Der hartnäckige Frost fordert in ganz Europa immer mehr Todesopfer. Seit Beginn der Kältewelle vor elf Tagen sind - vor allem in Osteuropa - bereits mehr als 300 Menschen erfroren.

Trauriger Spitzenreiter bei den Kältetoten bleibt weiterhin die Ukraine, wo offiziellen Angaben zufolge 135 Menschen erfroren sind. In Polen erfroren in den vergangenen 24 Stunden neun Menschen, zumeist betrunkene Obdachlose, die Gesamtopferzahl erhöhte sich damit auf 62. Wegen des unsachgemäßen Einsatzes von Öfen kam es vermehrt zu Bränden und Vergiftungen mit Kohlenmonoxid. Von Freitag bis Sonntag wurden landesweit über 1500 Brände gemeldet, die 15 Menschenleben forderten.

39 Kältetote in Rumänien, 23 in Litauen, 18 in Tschechien, 21 in Italien, zwölf in Ungarn allein am vergangenen Wochenende, 17 am Balkan, 64 in Russland. Und mit einer Entspannung der Situation ist Meteorologen zufolge nicht zu rechnen. Im tschechischen Kvilda im Böhmerwald, nahe der Grenze zu Bayern, wurden am Montag minus 39,4 Grad gemessen.

Kälte und Schnee auch am Mittelmeer

Selbst im Mittelmeerraum wurde ungewöhnliche Kälte registriert. Im Nordosten Tunesiens sank die Temperatur auf minus vier Grad, während mehrere Dörfer nach Schneefällen abgeschnitten waren. Auf der spanischen Urlauberinsel Mallorca waren bei minus 5,7 Grad die Badestrände von einer Schneeschicht bedeckt.

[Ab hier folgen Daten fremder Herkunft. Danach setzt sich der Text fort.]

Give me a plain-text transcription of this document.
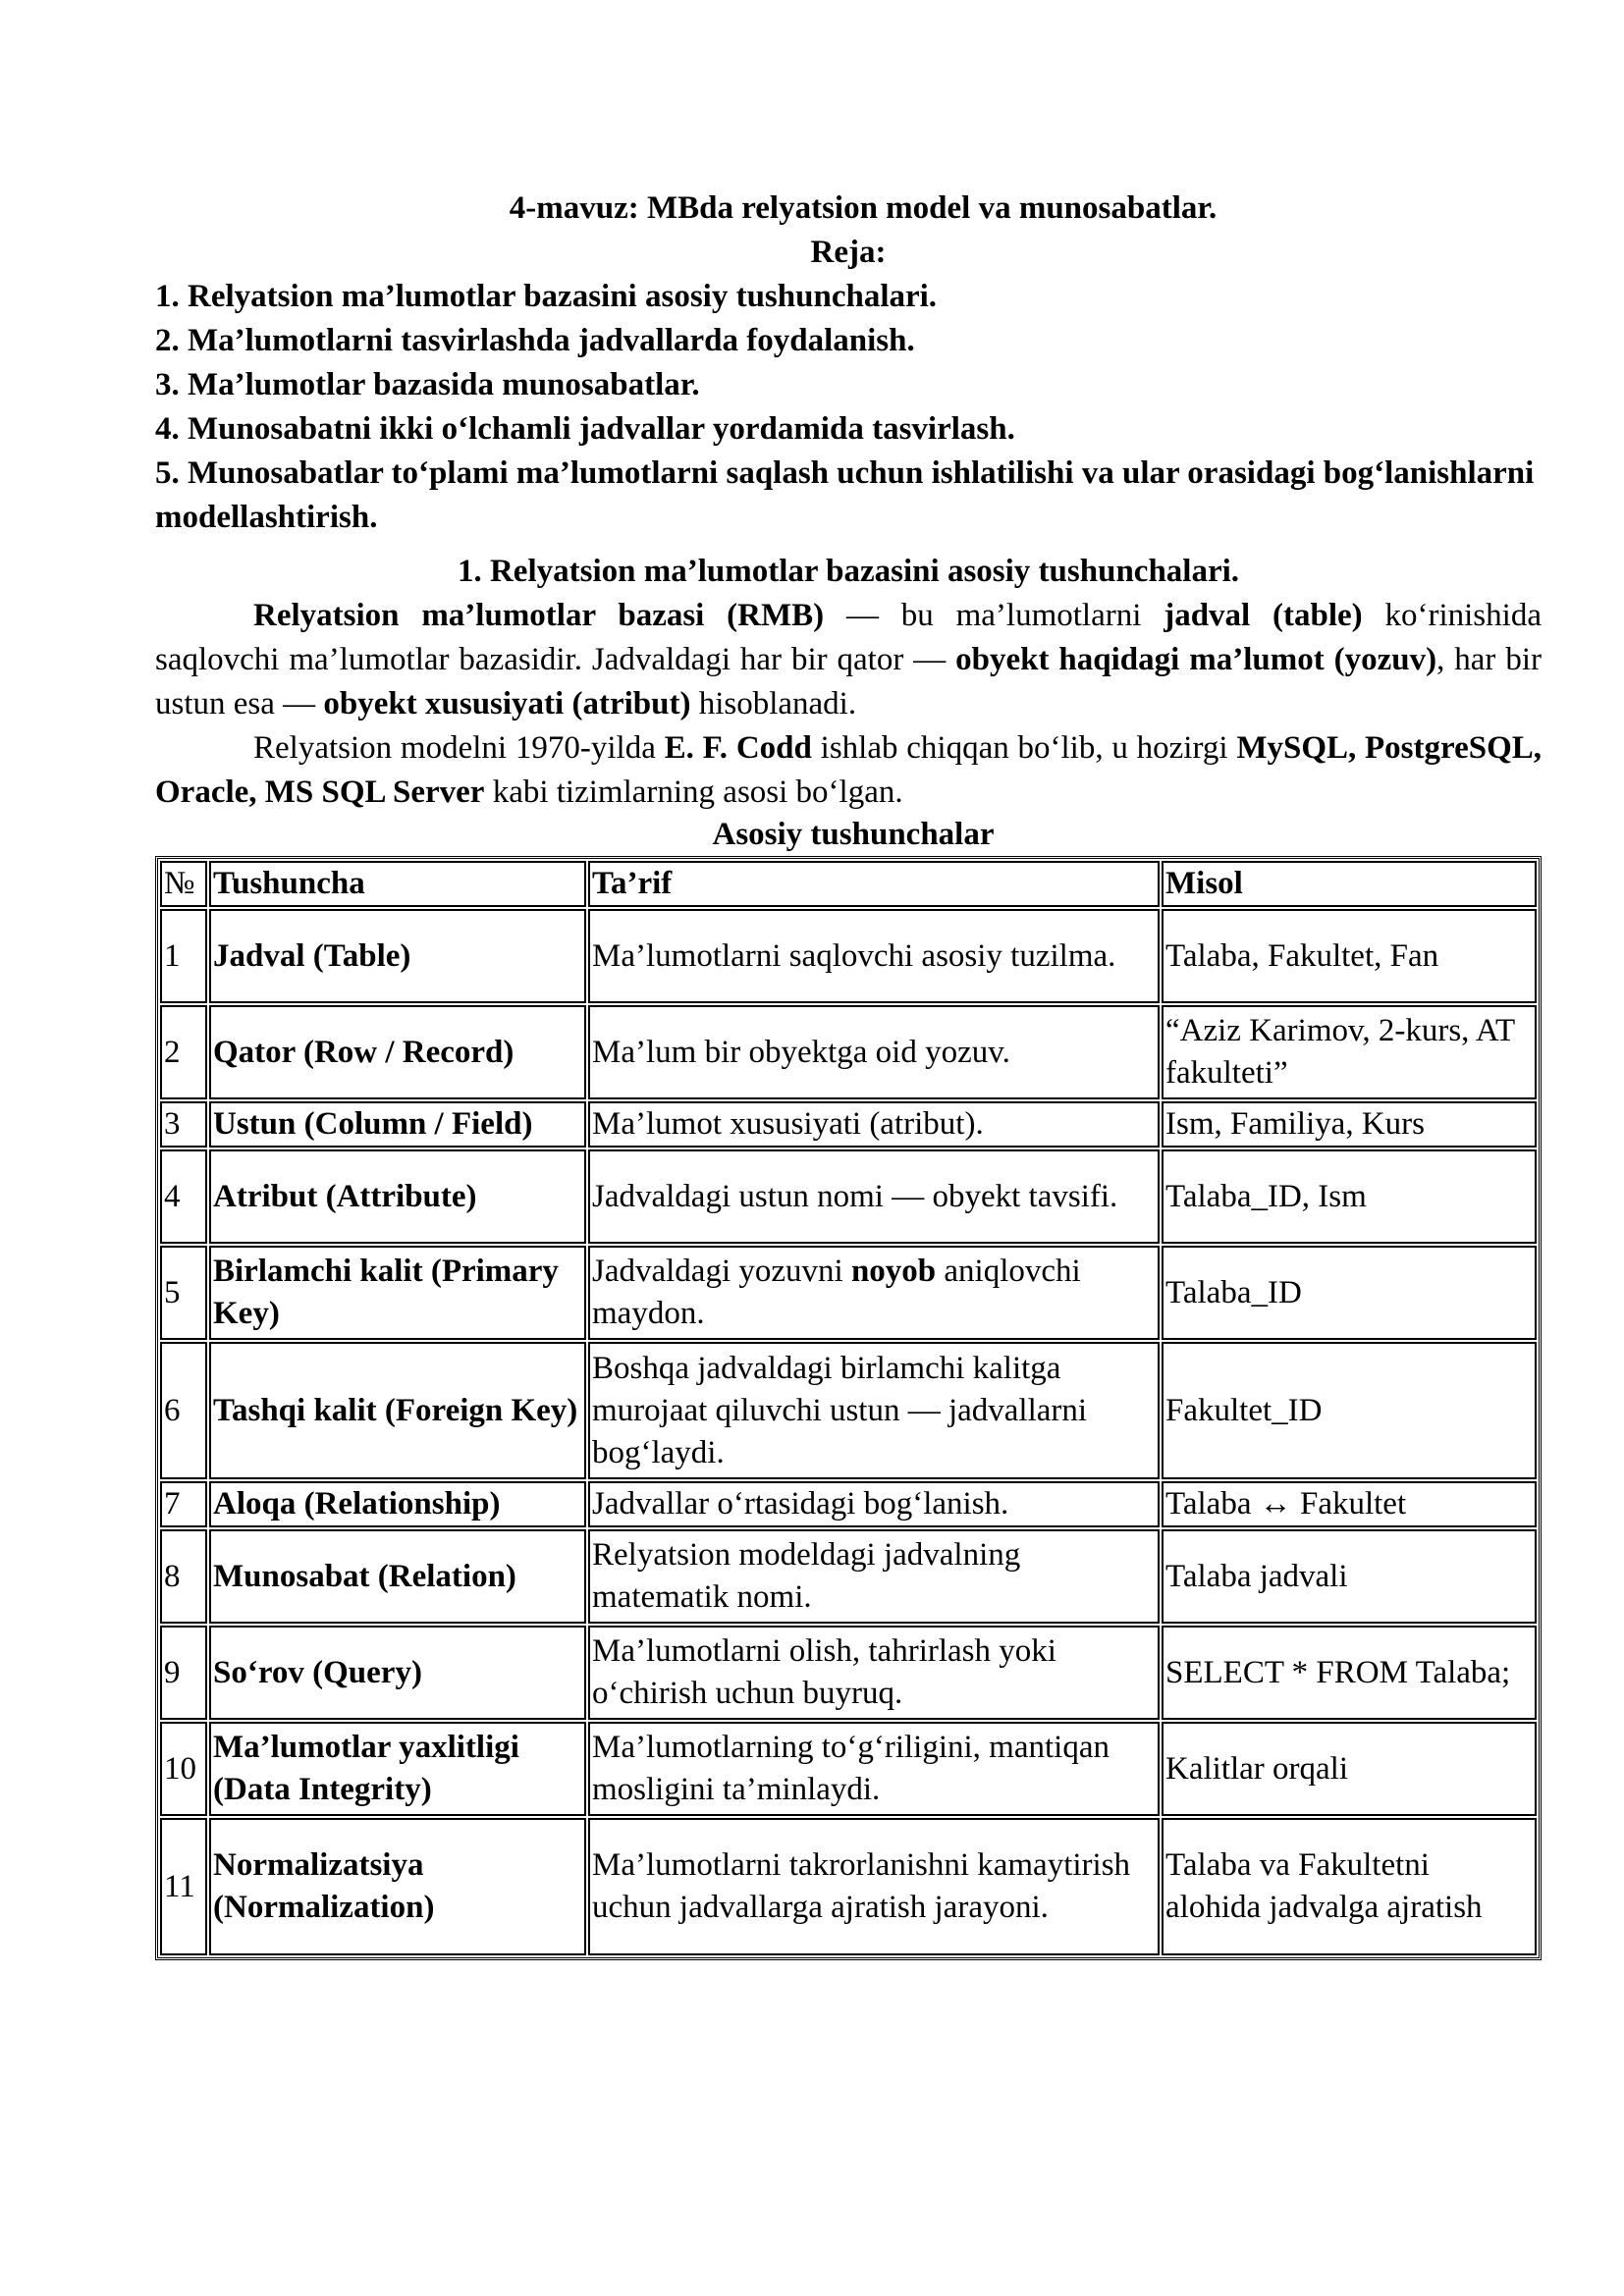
4-mavuz: MBda relyatsion model va munosabatlar.
Reja:
1. Relyatsion ma’lumotlar bazasini asosiy tushunchalari.
2. Ma’lumotlarni tasvirlashda jadvallarda foydalanish.
3. Ma’lumotlar bazasida munosabatlar.
4. Munosabatni ikki o‘lchamli jadvallar yordamida tasvirlash.
5. Munosabatlar to‘plami ma’lumotlarni saqlash uchun ishlatilishi va ular orasidagi bog‘lanishlarni modellashtirish.
1. Relyatsion ma’lumotlar bazasini asosiy tushunchalari.
Relyatsion ma’lumotlar bazasi (RMB) — bu ma’lumotlarni jadval (table) ko‘rinishida saqlovchi ma’lumotlar bazasidir. Jadvaldagi har bir qator — obyekt haqidagi ma’lumot (yozuv), har bir ustun esa — obyekt xususiyati (atribut) hisoblanadi.
Relyatsion modelni 1970-yilda E. F. Codd ishlab chiqqan bo‘lib, u hozirgi MySQL, PostgreSQL, Oracle, MS SQL Server kabi tizimlarning asosi bo‘lgan.
Asosiy tushunchalar
№	Tushuncha	Ta’rif	Misol
1	Jadval (Table)	Ma’lumotlarni saqlovchi asosiy tuzilma.	Talaba, Fakultet, Fan
2	Qator (Row / Record)	Ma’lum bir obyektga oid yozuv.	“Aziz Karimov, 2-kurs, AT fakulteti”
3	Ustun (Column / Field)	Ma’lumot xususiyati (atribut).	Ism, Familiya, Kurs
4	Atribut (Attribute)	Jadvaldagi ustun nomi — obyekt tavsifi.	Talaba_ID, Ism
5	Birlamchi kalit (Primary Key)	Jadvaldagi yozuvni noyob aniqlovchi maydon.	Talaba_ID
6	Tashqi kalit (Foreign Key)	Boshqa jadvaldagi birlamchi kalitga murojaat qiluvchi ustun — jadvallarni bog‘laydi.	Fakultet_ID
7	Aloqa (Relationship)	Jadvallar o‘rtasidagi bog‘lanish.	Talaba ↔ Fakultet
8	Munosabat (Relation)	Relyatsion modeldagi jadvalning matematik nomi.	Talaba jadvali
9	So‘rov (Query)	Ma’lumotlarni olish, tahrirlash yoki o‘chirish uchun buyruq.	SELECT * FROM Talaba;
10	Ma’lumotlar yaxlitligi (Data Integrity)	Ma’lumotlarning to‘g‘riligini, mantiqan mosligini ta’minlaydi.	Kalitlar orqali
11	Normalizatsiya (Normalization)	Ma’lumotlarni takrorlanishni kamaytirish uchun jadvallarga ajratish jarayoni.	Talaba va Fakultetni alohida jadvalga ajratish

Ungewöhnlich weiß präsentierten sich auch die Hügel rund um die sizilianische Metropole Palermo. In Italien und Frankreich stieg der Stromverbrauch in schwindelerregende Höhen. In Serbien und Kroatien waren 70.000 Menschen in ihren Dörfern von der Außenwelt abgeschnitten.

Türkei: Bebenopfer bei minus 16 Grad in Zelten

Wesentlich prekärer ist die Situation im Osten der Türkei. Dort müssen nach dem verheerenden Erdbeben im Oktober trotz Temperaturen bis zu minus 16 Grad rund 7500 Menschen noch immer in Zelten ausharren. Der Gouverneur von Van, Münir Karaoglu, erklärte, bisher seien 28.500 Container aufgestellt worden. Bei dem schweren Erdbeben im Oktober waren in Van mehr als 600 Menschen ums Leben gekommen.